Malaysian artist Yatie Joy turns stones into objects of beauty


  • Arts
  • Thursday, 28 Jun 2018

These different styles of designs would appeal to both children and adults. Photo: The Star/Evelyn Len

Cold, hard stones are ordinary, mundane things to which we wouldn’t give a second glance or thought. But Yatie Joy did look again, and decided to add her own magical touch to them. And in her hands, stones become bright bits of art that are objects of much admiration and desire.

“Normally people will paint on paper or canvas but I wanted to work in a different medium,” says Yatie, 47, from Kuala Lumpur.

Three years ago the self-taught artist started painting stones as a hobby, just for fun. The mother of two teens, a boy and a girl, works full time as a sales administrator but finds working life rather stressful; she found that painting helps her to de-stress. On weekdays, she paints at night and spends most of the day on it on weekends.

In the beginning, she would give the painted stones to friends as gifts: “They make good paperweights or doorstoppers,” says Yatie.

By chance, a friend saw her artworks and suggested that she sell them at a bazaar in which the friend was going to take part.

Yatie working at her booth at The School Jaya One in Petaling Jaya, Selangor, during the festive season in December last year.

“I was reluctant at first. I wondered whether anyone would buy painted stones,” Yatie recalls.

She needn’t have worried: People snapped up her beautiful stones, and they sold like the proverbial hot cakes.

Strangely, though, Yatie is always in two minds about successful sales: “I feel sad and happy at the same time. I feel sad when I’m separated from my stones. But I feel happy knowing that my artworks are in good hands!”

Indeed, seeing her customers smiling and admiring her stones in their hands makes her day.

Stone
Yatie's work of art

When Yatie’s friends and family encouraged her to paint more stones and take part in other bazaars in the Klang Valley, she realised something: “It dawned on me that I could turn my hobby into cash and supplement my income,” she says.

Nowadays, she looks forward to bringing out new batches of 40 to 60 stone artworks for sale whenever there is a bazaar.

Since 2016, Yatie Joy, her brand, has showcased artworks in 16 events and bazaars, including Art Carnival (Nu Sentral), Pasar Artisan (Taman Tun Dr Ismail), 360 Bazaar (Quill City Mall) and ArtPod Bazaar (Sunway Putra Mall), all in Kuala Lumpur, and Valentine’s Special – Shall We Love Bazaar (The School by Jaya One) in Petaling Jaya.

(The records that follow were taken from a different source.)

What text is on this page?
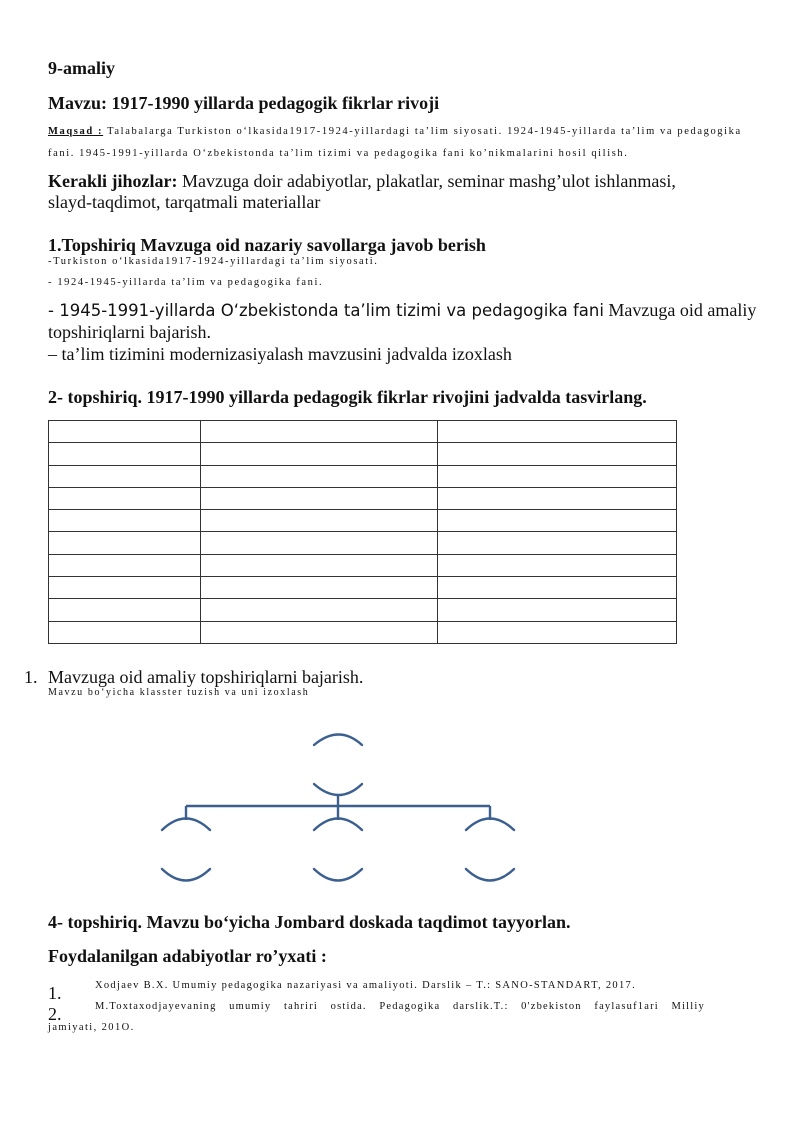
9-amaliy
Mavzu: 1917-1990 yillarda pedagogik fikrlar rivoji
Maqsad : Talabalarga Turkiston o‘lkasida1917-1924-yillardagi ta’lim siyosati. 1924-1945-yillarda ta’lim va pedagogika
fani. 1945-1991-yillarda O‘zbekistonda ta’lim tizimi va pedagogika fani ko’nikmalarini hosil qilish.
Kerakli jihozlar: Mavzuga doir adabiyotlar, plakatlar, seminar mashg’ulot ishlanmasi,
slayd-taqdimot, tarqatmali materiallar
1.Topshiriq Mavzuga oid nazariy savollarga javob berish
-Turkiston o‘lkasida1917-1924-yillardagi ta’lim siyosati.
- 1924-1945-yillarda ta’lim va pedagogika fani.
- 1945-1991-yillarda O‘zbekistonda ta’lim tizimi va pedagogika fani Mavzuga oid amaliy
topshiriqlarni bajarish.
– ta’lim tizimini modernizasiyalash mavzusini jadvalda izoxlash
2- topshiriq. 1917-1990 yillarda pedagogik fikrlar rivojini jadvalda tasvirlang.

1. Mavzuga oid amaliy topshiriqlarni bajarish.
Mavzu bo‘yicha klasster tuzish va uni izoxlash
4- topshiriq. Mavzu bo‘yicha Jombard doskada taqdimot tayyorlan.
Foydalanilgan adabiyotlar ro’yxati :
1.	Xodjaev B.X. Umumiy pedagogika nazariyasi va amaliyoti. Darslik – T.: SANO-STANDART, 2017.
2.	M.Toxtaxodjayevaning umumiy tahriri ostida. Pedagogika darslik.T.: 0'zbekiston faylasuf1ari Milliy
jamiyati, 201O.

Yatie is open to trying any style on her stones, as well as working on different media. — instagram.com/yatiejoy_art

Using acrylic paints, Yatie takes 45 minutes to an hour to paint one stone depending on the design, with complicated designs obviously needing more time. Once she’s satisfied with the work, she sprays the stones in a clear coat to protect the paint. She does not limit herself to a particular theme for her art and is open to a variety of designs and styles.

In fact, stone art seems to have set her creativity ablaze and Yatie has tried her hand at everything from tie-dying T-shirts (she learned by watching YouTube videos!) and painting on other objects (canvas, bags, shoes and wood) to making fridge magnets and bookmarks. She even learnt coffee art by observing how someone did it at an event!

With a self-deprecating smile she says, “I didn’t go to any special art school”. She simply loves to explore different media, not wanting to focus on just one medium.

At different bazaars, she has regular customers with different preferences.

“Some of them like owls painted on stones, others prefer flowers or abstract art. When I conduct stone painting workshops for children, they love to paint cartoon characters,” she says.

Sometimes, she teaches adult customers who want to try their hand at creating art on stones themselves. Then there are the customers who place orders with her and others who request personal classes in their homes.

Some of Yatie’s Christmas-themed stone art and craft items on sale at her booth during last year’s Yuletide season.

At a recent bazaar, Yatie taught her oldest customer, an 85-year-old woman, how to paint batik. The woman’s daughter said that painting was therapeutic for her mother.

Last year, Yatie joined the Women Independent Society (in Malay, Watim, Persatuan Wanita Tunggal), a support system for single women supporting a household single-handedly. She was recently made a deputy president of the society.

“I joined this society because I love meeting other independent women, contributing my expertise and gaining knowledge from business seminars,” Yatie says.

And, grateful for having her own business, she donates part of her profits from her art sales to needy Watim members.